However as he notes in his fascinating paper he was not in fact the first to come up with the concept. This was John Mashey, Chief Scientist at Silicon Graphics, who in 1997 was running a seminar called “Big Data & the Next Wave of InfraStress”. This was (according to Mashey) “about the interactions of various technologies in data growth (DRAM & especially disk), stress on computing infrastructure over the next 4-5 years, and lots of bandwidths.”

The next person in the frame is Doug Laney, who wrote a technical paper for the Meta Group (later acquired by Gartner) in 2001 which helpfully is still on the Gartner blog server. Laney talks about 3D Data Management – Controlling Volume, Velocity and Variety but credits Mashey with the first use of Big Data.

Which makes Big Data around 16 years old and the 3Vs 12 years old.

The last word should go to Professor Diebold for a very thoughtful last paragraph to his paper.

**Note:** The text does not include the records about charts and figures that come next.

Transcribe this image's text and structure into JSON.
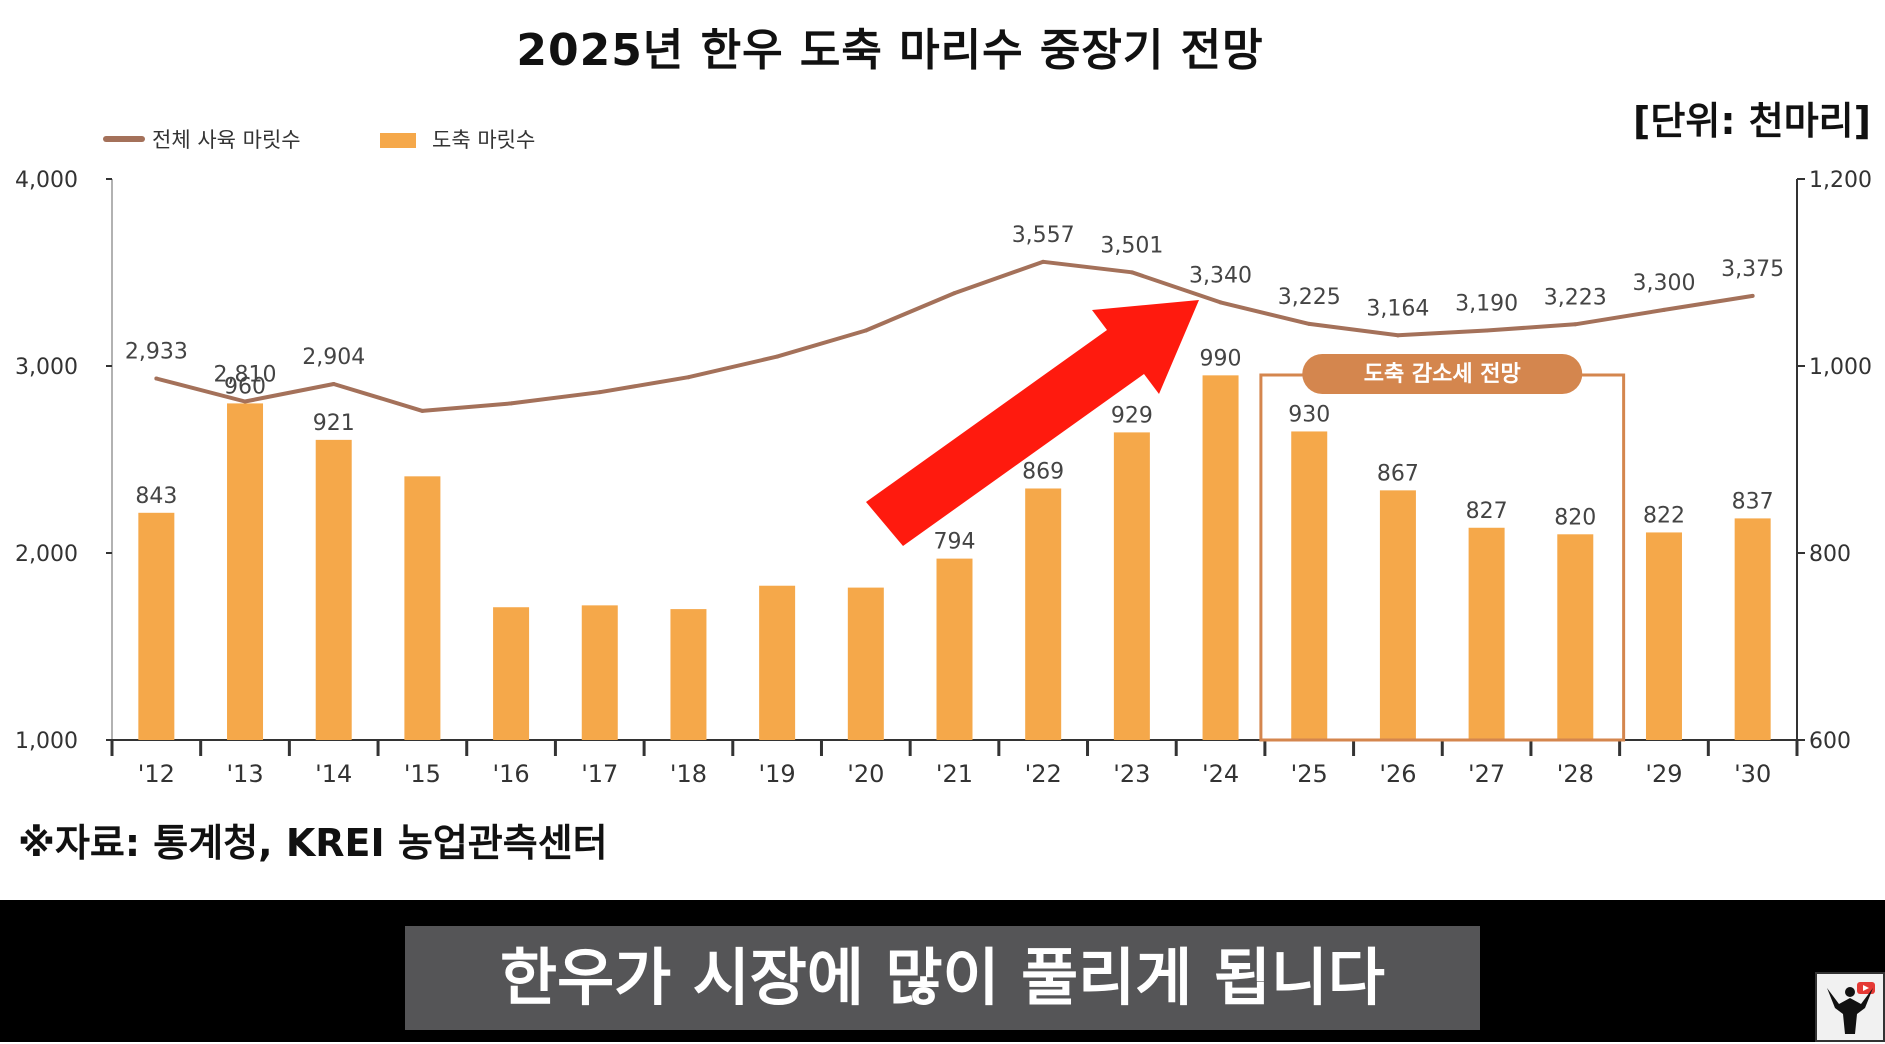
{
  "title": "2025년 한우 도축 마리수 중장기 전망",
  "unit": "[단위: 천마리]",
  "source": "※자료: 통계청, KREI 농업관측센터",
  "subtitle": "한우가 시장에 많이 풀리게 됩니다",
  "annotation_box_label": "도축 감소세 전망",
  "colors": {
    "bar": "#F5A84A",
    "line": "#A4715A",
    "box": "#D4864E",
    "arrow": "#FF1A0E"
  },
  "icons": [
    "arrow-icon",
    "channel-logo-icon"
  ],
  "chart_data": {
    "type": "bar",
    "categories": [
      "'12",
      "'13",
      "'14",
      "'15",
      "'16",
      "'17",
      "'18",
      "'19",
      "'20",
      "'21",
      "'22",
      "'23",
      "'24",
      "'25",
      "'26",
      "'27",
      "'28",
      "'29",
      "'30"
    ],
    "series": [
      {
        "name": "도축 마릿수",
        "axis": "right",
        "type": "bar",
        "values": [
          843,
          960,
          921,
          882,
          742,
          744,
          740,
          765,
          763,
          794,
          869,
          929,
          990,
          930,
          867,
          827,
          820,
          822,
          837
        ],
        "labels": [
          "843",
          "960",
          "921",
          "",
          "",
          "",
          "",
          "",
          "",
          "794",
          "869",
          "929",
          "990",
          "930",
          "867",
          "827",
          "820",
          "822",
          "837"
        ]
      },
      {
        "name": "전체 사육 마릿수",
        "axis": "left",
        "type": "line",
        "values": [
          2933,
          2810,
          2904,
          2760,
          2800,
          2860,
          2940,
          3050,
          3190,
          3390,
          3557,
          3501,
          3340,
          3225,
          3164,
          3190,
          3223,
          3300,
          3375
        ],
        "labels": [
          "2,933",
          "2,810",
          "2,904",
          "",
          "",
          "",
          "",
          "",
          "",
          "",
          "3,557",
          "3,501",
          "3,340",
          "3,225",
          "3,164",
          "3,190",
          "3,223",
          "3,300",
          "3,375"
        ]
      }
    ],
    "yleft": {
      "ylim": [
        1000,
        4000
      ],
      "ticks": [
        "1,000",
        "2,000",
        "3,000",
        "4,000"
      ]
    },
    "yright": {
      "ylim": [
        600,
        1200
      ],
      "ticks": [
        "600",
        "800",
        "1,000",
        "1,200"
      ]
    },
    "legend": {
      "position": "top-left",
      "entries": [
        "전체 사육 마릿수",
        "도축 마릿수"
      ]
    }
  }
}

“It’s not obvious, however, that a new discipline is required, or that Big Data is a new discipline. Skeptics will argue that traditional disciplines like computer science, statistics and x-metrics are perfectly capable of confronting the new phenomenon, so that Big Data as a discipline is redundant, merely drawing a box around some traditional disciplines. But it’s hard not to notice that the whole of the emerging Big Data discipline seems greater than the sum of its parts. That is, by drawing on perspectives from a variety of traditional disciplines, Big Data as a discipline is not merely taking us to bigger traditional places. Rather, it’s taking us to wildly new places, unimaginable only a short time ago, ranging from cloud computing and associated massively-parallel algorithms, to methods for controlling false-discovery rates when testing millions of hypotheses, with much in between. Indeed one could argue that, in a landscape littered with failed attempts at interdisciplinary collaboration,Big Data is emerging as a major interdisciplinary triumph.”

Martin White